Larry Stone: Pete Carroll will have to take coaching to new level vs. 49ers in playoffs

RENTON, Wash. — After Sunday's victory over the Rams, Seahawks veteran linebacker Bruce Irvin offered what might be the best explanation ever given about coach Pete Carroll's ability to get his players to buy into whatever lofty vision he's selling.

"Pete has a way of getting you in here, and he looks at you with those blue eyes, and it feels like he's looking through your soul," said Irvin, who played on Seattle's Super Bowl championship team in 2013 and returned to the Seahawks for the second time this past October.

"You'll be like, 'No, I'm not doing that.' But as soon as Pete lays those blue eyes on you, you kind of melt. You're like, 'Oh, yes sir, yes sir.' "

In 2022, Carroll has done perhaps his finest coaching job. He took a little-regarded team to the playoffs in what looked to everyone but him to be a season of transition, not one of actual accomplishment. But by the time Carroll got done batting his baby blues, the Seahawks had finished with a 9-8 record and eked their way into the playoffs.

"We had higher expectations," Carroll said Monday. "That's why I couldn't go along with all the talk about rebuilding and all that stuff. It just doesn't jibe with me. I don't know why you would ever make that concession ever. I don't get it. Just go for it. And so we did."

But now, the Seahawks face an even more daunting challenge, and Carroll will have to take his already-legendary persuasive skills to a new level. If Carroll can somehow find a way to navigate the Seahawks past the 49ers on Saturday in the first round of the NFL playoffs, it would be one of the pinnacles of his career.

The 49ers are riding a 10-game winning streak, have been established as 10-point favorites and might have the NFL's deepest collection of elite talent on both sides of the ball. San Francisco has statistically the best defense in the league and ranks fifth in total offense. Down to their third starting quarterback of the year, the 49ers somehow have unearthed a gem in rookie Brock Purdy, the final pick of the 2022 NFL draft. Twice already this season, the 49ers have handled the Seahawks with ease and will be widely expected to do so again.

And yet, I get the distinct impression that Carroll absolutely loves this scenario — another chance to get his players to believe they can defy the popular wisdom.

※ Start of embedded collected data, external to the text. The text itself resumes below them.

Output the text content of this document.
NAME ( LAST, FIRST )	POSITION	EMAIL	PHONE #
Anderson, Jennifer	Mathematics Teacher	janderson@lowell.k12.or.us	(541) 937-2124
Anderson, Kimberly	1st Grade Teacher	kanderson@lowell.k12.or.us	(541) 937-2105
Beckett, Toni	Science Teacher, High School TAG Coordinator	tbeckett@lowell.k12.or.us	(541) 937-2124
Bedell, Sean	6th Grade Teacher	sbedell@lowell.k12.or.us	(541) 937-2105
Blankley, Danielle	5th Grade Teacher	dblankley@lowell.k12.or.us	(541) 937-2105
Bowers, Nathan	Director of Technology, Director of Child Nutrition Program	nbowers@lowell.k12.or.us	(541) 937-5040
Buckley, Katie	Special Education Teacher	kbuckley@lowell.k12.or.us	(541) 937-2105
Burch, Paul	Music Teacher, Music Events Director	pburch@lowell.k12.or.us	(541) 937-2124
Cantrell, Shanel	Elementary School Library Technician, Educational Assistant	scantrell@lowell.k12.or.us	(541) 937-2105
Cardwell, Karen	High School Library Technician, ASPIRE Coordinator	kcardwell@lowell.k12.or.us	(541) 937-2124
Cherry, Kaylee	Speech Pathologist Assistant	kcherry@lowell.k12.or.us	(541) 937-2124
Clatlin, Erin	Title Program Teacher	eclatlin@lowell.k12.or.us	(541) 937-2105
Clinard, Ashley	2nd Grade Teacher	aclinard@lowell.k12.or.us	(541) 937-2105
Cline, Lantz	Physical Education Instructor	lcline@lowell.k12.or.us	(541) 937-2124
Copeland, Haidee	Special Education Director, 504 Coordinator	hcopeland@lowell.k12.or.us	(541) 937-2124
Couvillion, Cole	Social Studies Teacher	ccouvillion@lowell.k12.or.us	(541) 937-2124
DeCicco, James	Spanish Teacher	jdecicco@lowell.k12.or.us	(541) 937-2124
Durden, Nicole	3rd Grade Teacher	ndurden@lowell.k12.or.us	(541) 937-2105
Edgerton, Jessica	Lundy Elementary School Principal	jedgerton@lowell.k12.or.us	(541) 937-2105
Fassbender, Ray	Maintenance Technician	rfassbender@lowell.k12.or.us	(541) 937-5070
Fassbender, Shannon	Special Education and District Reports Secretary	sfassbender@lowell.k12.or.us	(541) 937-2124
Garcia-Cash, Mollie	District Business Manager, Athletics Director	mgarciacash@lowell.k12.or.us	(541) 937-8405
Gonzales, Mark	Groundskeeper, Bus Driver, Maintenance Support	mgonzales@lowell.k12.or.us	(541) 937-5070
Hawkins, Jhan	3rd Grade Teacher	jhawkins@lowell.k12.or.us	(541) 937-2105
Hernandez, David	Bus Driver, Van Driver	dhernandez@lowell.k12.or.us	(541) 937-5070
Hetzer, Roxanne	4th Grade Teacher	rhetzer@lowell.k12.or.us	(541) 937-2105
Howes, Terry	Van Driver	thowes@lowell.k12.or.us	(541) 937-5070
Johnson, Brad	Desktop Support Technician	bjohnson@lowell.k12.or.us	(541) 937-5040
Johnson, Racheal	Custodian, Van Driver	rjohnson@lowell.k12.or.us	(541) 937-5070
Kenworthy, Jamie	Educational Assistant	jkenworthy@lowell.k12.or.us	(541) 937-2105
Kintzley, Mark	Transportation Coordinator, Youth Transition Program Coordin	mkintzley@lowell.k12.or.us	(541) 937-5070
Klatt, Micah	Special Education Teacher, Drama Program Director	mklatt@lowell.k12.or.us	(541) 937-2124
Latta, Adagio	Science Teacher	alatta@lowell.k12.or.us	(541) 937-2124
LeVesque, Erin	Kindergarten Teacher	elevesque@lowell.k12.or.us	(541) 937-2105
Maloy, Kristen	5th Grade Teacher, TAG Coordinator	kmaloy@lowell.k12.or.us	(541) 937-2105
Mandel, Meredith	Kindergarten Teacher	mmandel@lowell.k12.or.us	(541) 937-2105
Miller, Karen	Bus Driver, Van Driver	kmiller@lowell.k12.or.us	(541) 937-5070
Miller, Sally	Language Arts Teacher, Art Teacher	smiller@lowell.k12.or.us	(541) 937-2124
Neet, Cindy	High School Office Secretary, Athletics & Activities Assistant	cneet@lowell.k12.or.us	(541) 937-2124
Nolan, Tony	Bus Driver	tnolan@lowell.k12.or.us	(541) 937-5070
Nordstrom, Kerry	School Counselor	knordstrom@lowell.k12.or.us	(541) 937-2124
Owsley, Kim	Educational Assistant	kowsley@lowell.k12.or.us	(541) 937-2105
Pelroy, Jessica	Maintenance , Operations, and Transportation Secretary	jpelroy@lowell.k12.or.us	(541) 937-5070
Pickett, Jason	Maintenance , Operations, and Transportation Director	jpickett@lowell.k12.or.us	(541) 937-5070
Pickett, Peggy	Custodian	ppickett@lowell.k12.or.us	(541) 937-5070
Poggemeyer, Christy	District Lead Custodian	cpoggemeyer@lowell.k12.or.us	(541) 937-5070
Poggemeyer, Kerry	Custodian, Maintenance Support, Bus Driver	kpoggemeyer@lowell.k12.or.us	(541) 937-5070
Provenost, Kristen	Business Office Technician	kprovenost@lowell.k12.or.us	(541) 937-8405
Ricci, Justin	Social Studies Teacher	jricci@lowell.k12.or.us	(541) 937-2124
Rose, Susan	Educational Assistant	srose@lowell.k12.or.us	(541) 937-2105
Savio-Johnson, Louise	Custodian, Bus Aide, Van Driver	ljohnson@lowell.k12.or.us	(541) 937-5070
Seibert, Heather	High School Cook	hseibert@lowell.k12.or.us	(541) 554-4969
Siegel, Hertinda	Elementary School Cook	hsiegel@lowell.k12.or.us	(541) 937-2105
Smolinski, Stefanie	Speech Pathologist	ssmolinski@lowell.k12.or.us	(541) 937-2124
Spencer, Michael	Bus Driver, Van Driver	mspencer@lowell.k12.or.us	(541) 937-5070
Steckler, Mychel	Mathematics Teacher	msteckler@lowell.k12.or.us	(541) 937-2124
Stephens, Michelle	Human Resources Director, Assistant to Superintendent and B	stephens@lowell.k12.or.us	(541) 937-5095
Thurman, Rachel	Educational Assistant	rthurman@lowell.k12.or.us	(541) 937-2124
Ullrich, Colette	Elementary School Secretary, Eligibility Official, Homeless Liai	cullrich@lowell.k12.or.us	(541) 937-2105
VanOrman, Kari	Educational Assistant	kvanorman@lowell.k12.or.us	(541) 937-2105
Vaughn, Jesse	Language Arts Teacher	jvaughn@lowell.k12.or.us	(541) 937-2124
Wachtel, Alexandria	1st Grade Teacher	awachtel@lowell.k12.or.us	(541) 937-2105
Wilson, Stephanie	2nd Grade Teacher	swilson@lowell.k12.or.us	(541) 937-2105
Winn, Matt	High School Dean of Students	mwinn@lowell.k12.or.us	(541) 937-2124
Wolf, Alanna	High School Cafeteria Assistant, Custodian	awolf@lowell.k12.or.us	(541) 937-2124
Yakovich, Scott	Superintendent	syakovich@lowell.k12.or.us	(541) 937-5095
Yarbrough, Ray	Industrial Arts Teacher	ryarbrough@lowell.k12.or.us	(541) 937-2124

Although he professed Tuesday to not have pondered the odds or Seattle's underdog status, Carroll did say earlier in the week, speaking in general terms, that he embraces the chances to prove people wrong when they crop up.

"Yes, of course. Heck, yeah. I love doing that. I have no problem with that. I don't mind telling you that."

Carroll later used a word that's not a common one in coaching parlance to describe the challenge of taking a Seahawks team that had lost mainstays Russell Wilson and Bobby Wagner in the offseason and not letting it crumble:

Enthralling.

That's why, at age 71, Carroll was as energized as he's ever been in 2022 — and into 2023.

"I didn't think I needed a kick in the butt to get fired up," he said. "But it was a natural challenge. There's a lot more unknown. That's what the experienced guys give you, more of the known stuff. And as you transition, you have to figure it out. It's enthralling for me to try to find the ways to make sense, to put together what you've got to put together, and to match it up right and try to minimize the false steps and the miscues that get in the way."

It hasn't been a flawless job of that. Even after the playoff spot had been secured by virtue of Detroit's narrow evening win over the Packers, Carroll expressed frustration over a series of would-be wins that had gotten away from the Seahawks. As he pointed out, that's the reason that they had to sweat out the Lions-Packers game rather than sailing into the playoffs.

But now that they're safely there, Carroll can redouble his ongoing effort to reinforce the trust that he says is at the very foundation of his coaching. Truth is, it takes more than just looking soulfully into their eyes, though over time Carroll's sincerity and consistency has been his calling card.

"The trust thing, I feel like I have to prove it to them," he said. "I'm constantly proving to our guys why they can believe in this and that, and why they can believe in themselves, and why they can believe in the guy next to them. I've really been on that bent for a long time of trying to prove that they're capable of whatever we can imagine them to become. ... It's constant."

Carroll said that he loves playing close, down-to-the-wire games such as Sunday's, despite the stress it puts on fans, because it teaches his players how to handle themselves under pressure. It's a grace-under-fire tutorial that he feels pays dividends down the road.

Similarly, Carroll embraces playing a team such as the 49ers that will enter the playoffs as one of the favorites to reach the Super Bowl.

"Playing the Niners, a team like this that is so freaking loaded in every direction, and they've got everything, I'm sure they have a huge vision of where they're going and all that," he said. "You have to beat teams like that. You have to. If you want to win, you have to beat teams like that. You have to beat championship teams. And so that's the challenge."

It's a daunting one for Carroll and the Seahawks, and it would take an upset of major proportions for their season to stay alive Saturday. It's a big stretch to think it will happen. But the veteran coach hopes that when he tells his players they can win this game — and how — their response will be, "Oh, yes sir."